The day after my last posting the weather took an unexpected turn for the worse and we spent a couple days labouring in a Force 6 in very rough and confused seas doing only 1 or 2 knots over the ground. We are way behind schedule. The big swell makes it very unpleasant and I’ve spent a lot of time in bed and even missed a couple meals (not like me!) Conditions have only very slowly improved over the days but now we have just 175 Nm to go, and at 7.5 knots, I calculate we should arrive in 24 hours time – on Sunday morning.
This is the third consecutive day that no ships have been seen or detected on the ship’s instruments within 25 miles.

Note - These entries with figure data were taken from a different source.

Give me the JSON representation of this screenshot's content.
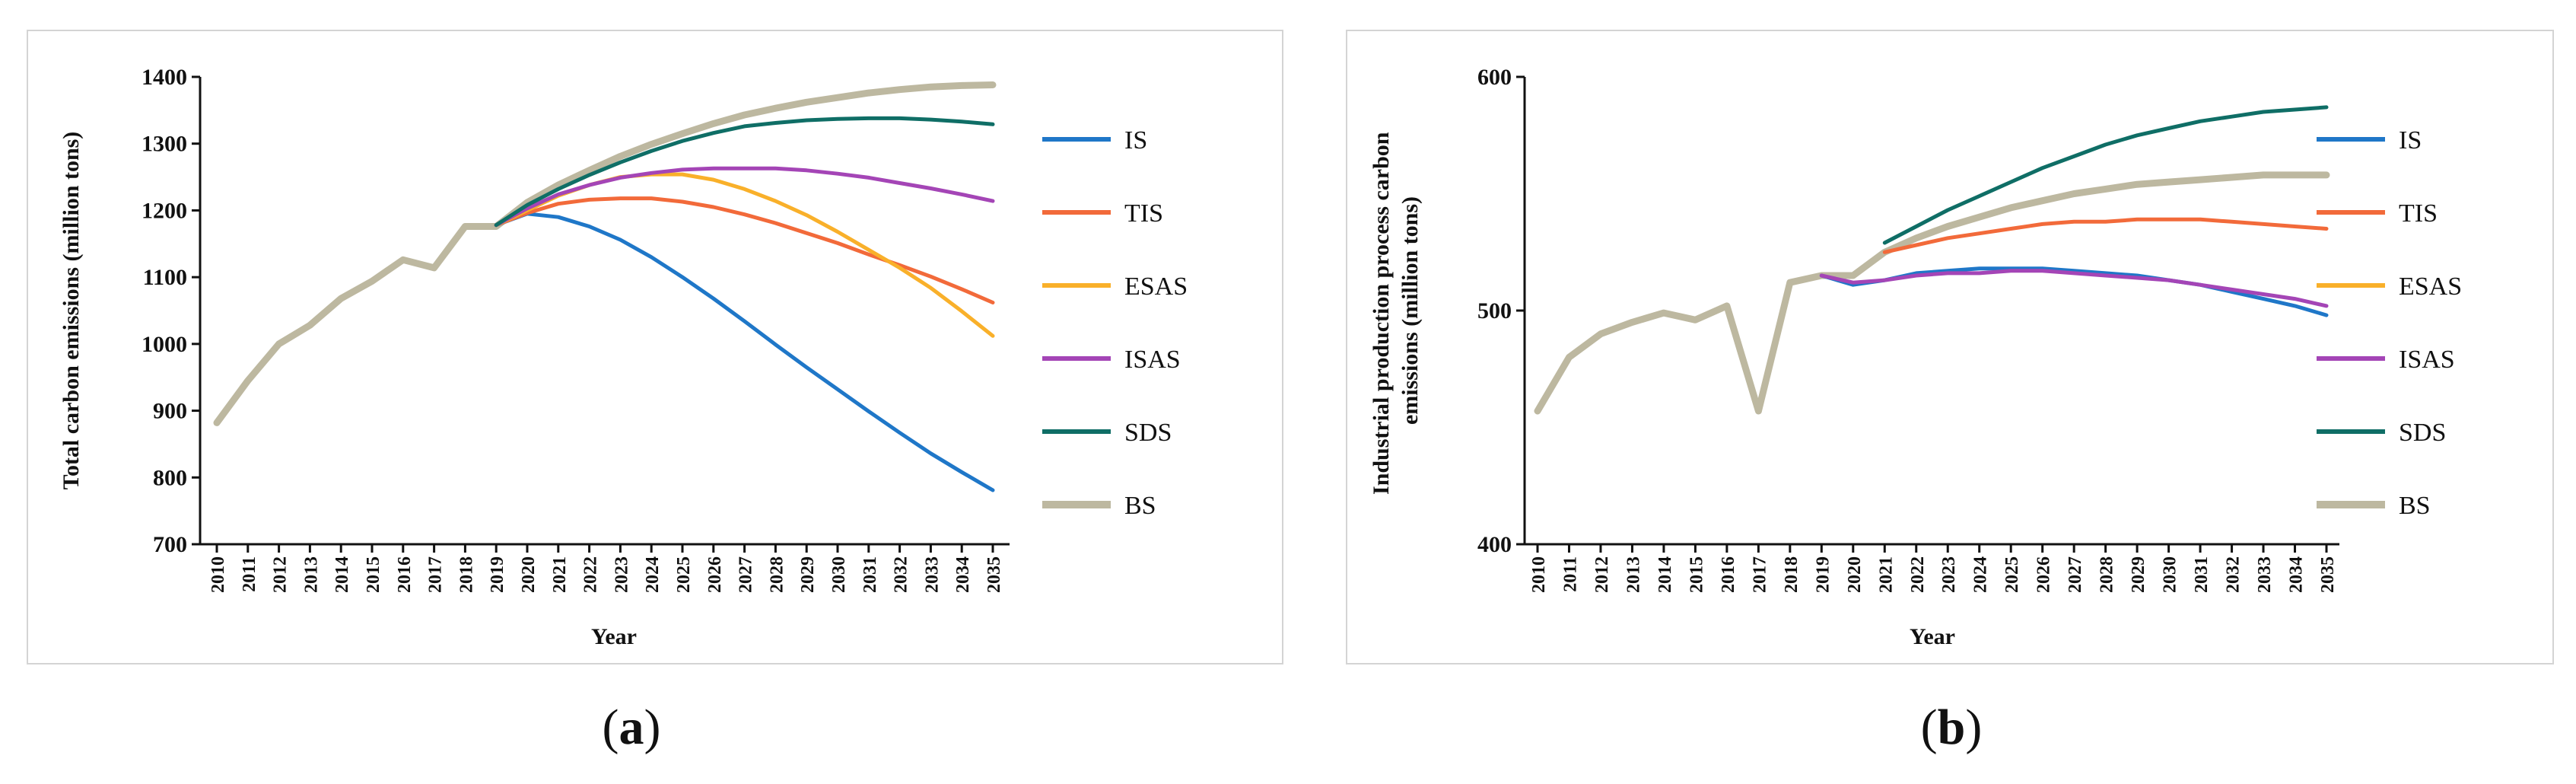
{
  "chart_data": [
    {
      "type": "line",
      "id": "a",
      "caption_open": "(",
      "caption_letter": "a",
      "caption_close": ")",
      "xlabel": "Year",
      "ylabel": "Total carbon emissions (million tons)",
      "ylim": [
        700,
        1400
      ],
      "yticks": [
        "700",
        "800",
        "900",
        "1000",
        "1100",
        "1200",
        "1300",
        "1400"
      ],
      "x": [
        "2010",
        "2011",
        "2012",
        "2013",
        "2014",
        "2015",
        "2016",
        "2017",
        "2018",
        "2019",
        "2020",
        "2021",
        "2022",
        "2023",
        "2024",
        "2025",
        "2026",
        "2027",
        "2028",
        "2029",
        "2030",
        "2031",
        "2032",
        "2033",
        "2034",
        "2035"
      ],
      "series": [
        {
          "name": "IS",
          "color": "#1f77c8",
          "width": 5,
          "values": [
            null,
            null,
            null,
            null,
            null,
            null,
            null,
            null,
            null,
            1178,
            1195,
            1190,
            1176,
            1156,
            1130,
            1100,
            1068,
            1034,
            999,
            965,
            932,
            899,
            867,
            836,
            808,
            781
          ]
        },
        {
          "name": "TIS",
          "color": "#f26a3a",
          "width": 5,
          "values": [
            null,
            null,
            null,
            null,
            null,
            null,
            null,
            null,
            null,
            1178,
            1196,
            1210,
            1216,
            1218,
            1218,
            1213,
            1205,
            1194,
            1181,
            1166,
            1151,
            1134,
            1118,
            1101,
            1082,
            1062
          ]
        },
        {
          "name": "ESAS",
          "color": "#f9b02a",
          "width": 5,
          "values": [
            null,
            null,
            null,
            null,
            null,
            null,
            null,
            null,
            null,
            1178,
            1200,
            1222,
            1238,
            1250,
            1254,
            1254,
            1246,
            1232,
            1214,
            1193,
            1168,
            1141,
            1114,
            1084,
            1049,
            1012
          ]
        },
        {
          "name": "ISAS",
          "color": "#a445b6",
          "width": 5,
          "values": [
            null,
            null,
            null,
            null,
            null,
            null,
            null,
            null,
            null,
            1178,
            1203,
            1224,
            1238,
            1249,
            1256,
            1261,
            1263,
            1263,
            1263,
            1260,
            1255,
            1249,
            1241,
            1233,
            1224,
            1214
          ]
        },
        {
          "name": "SDS",
          "color": "#0f6e66",
          "width": 5,
          "values": [
            null,
            null,
            null,
            null,
            null,
            null,
            null,
            null,
            null,
            1178,
            1208,
            1232,
            1253,
            1272,
            1289,
            1304,
            1316,
            1326,
            1331,
            1335,
            1337,
            1338,
            1338,
            1336,
            1333,
            1329
          ]
        },
        {
          "name": "BS",
          "color": "#bdb8a0",
          "width": 9,
          "values": [
            882,
            945,
            1000,
            1028,
            1068,
            1094,
            1126,
            1114,
            1176,
            1176,
            1212,
            1238,
            1260,
            1281,
            1299,
            1315,
            1330,
            1343,
            1353,
            1362,
            1369,
            1376,
            1381,
            1385,
            1387,
            1388
          ]
        }
      ]
    },
    {
      "type": "line",
      "id": "b",
      "caption_open": "(",
      "caption_letter": "b",
      "caption_close": ")",
      "xlabel": "Year",
      "ylabel_line1": "Industrial production process carbon",
      "ylabel_line2": "emissions (million tons)",
      "ylim": [
        400,
        600
      ],
      "yticks": [
        "400",
        "500",
        "600"
      ],
      "x": [
        "2010",
        "2011",
        "2012",
        "2013",
        "2014",
        "2015",
        "2016",
        "2017",
        "2018",
        "2019",
        "2020",
        "2021",
        "2022",
        "2023",
        "2024",
        "2025",
        "2026",
        "2027",
        "2028",
        "2029",
        "2030",
        "2031",
        "2032",
        "2033",
        "2034",
        "2035"
      ],
      "series": [
        {
          "name": "IS",
          "color": "#1f77c8",
          "width": 5,
          "values": [
            null,
            null,
            null,
            null,
            null,
            null,
            null,
            null,
            null,
            515,
            511,
            513,
            516,
            517,
            518,
            518,
            518,
            517,
            516,
            515,
            513,
            511,
            508,
            505,
            502,
            498
          ]
        },
        {
          "name": "TIS",
          "color": "#f26a3a",
          "width": 5,
          "values": [
            null,
            null,
            null,
            null,
            null,
            null,
            null,
            null,
            null,
            null,
            null,
            525,
            528,
            531,
            533,
            535,
            537,
            538,
            538,
            539,
            539,
            539,
            538,
            537,
            536,
            535
          ]
        },
        {
          "name": "ESAS",
          "color": "#f9b02a",
          "width": 5,
          "values": [
            null,
            null,
            null,
            null,
            null,
            null,
            null,
            null,
            null,
            null,
            null,
            null,
            null,
            null,
            null,
            null,
            null,
            null,
            null,
            null,
            null,
            null,
            null,
            null,
            null,
            null
          ]
        },
        {
          "name": "ISAS",
          "color": "#a445b6",
          "width": 5,
          "values": [
            null,
            null,
            null,
            null,
            null,
            null,
            null,
            null,
            null,
            515,
            512,
            513,
            515,
            516,
            516,
            517,
            517,
            516,
            515,
            514,
            513,
            511,
            509,
            507,
            505,
            502
          ]
        },
        {
          "name": "SDS",
          "color": "#0f6e66",
          "width": 5,
          "values": [
            null,
            null,
            null,
            null,
            null,
            null,
            null,
            null,
            null,
            null,
            null,
            529,
            536,
            543,
            549,
            555,
            561,
            566,
            571,
            575,
            578,
            581,
            583,
            585,
            586,
            587
          ]
        },
        {
          "name": "BS",
          "color": "#bdb8a0",
          "width": 9,
          "values": [
            457,
            480,
            490,
            495,
            499,
            496,
            502,
            457,
            512,
            515,
            515,
            525,
            531,
            536,
            540,
            544,
            547,
            550,
            552,
            554,
            555,
            556,
            557,
            558,
            558,
            558
          ]
        }
      ]
    }
  ]
}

All you can see is sky and sea. But there are a few signs that we might be approaching land. For one an Antarctic Tern - the first tern we’ve seen in 9 days - landed on the ship’s prow for a rest I think. And this morning a pair of Atlantic Yellow-nosed Albatrosses in splendid breeding plumage have been spotted following the ship. They breed on Tristan. But even before these developments, the bird species we have been seeing had subtly changed and here is an updated list:
- Wandering Albatross
- Pintado Petrel
- Spectacled Petrel – predominantly dark brown petrel with white circles around eyes.
- Soft-plumaged Petrel – dark wings with white undercarriage and a greyish breast band and dark cap.
- Leach’s Storm Petrel’s – small black petrel with a white rump and a V shaped noted tail.
Ship’s time was put back another hour last night. We are now on GMT – like Tristan da Cunha. I’ve just done a wash in ship’s washing machine so I’ll have fresh clothes to wear on arrival. Which will be tomorrow if all goes to plan.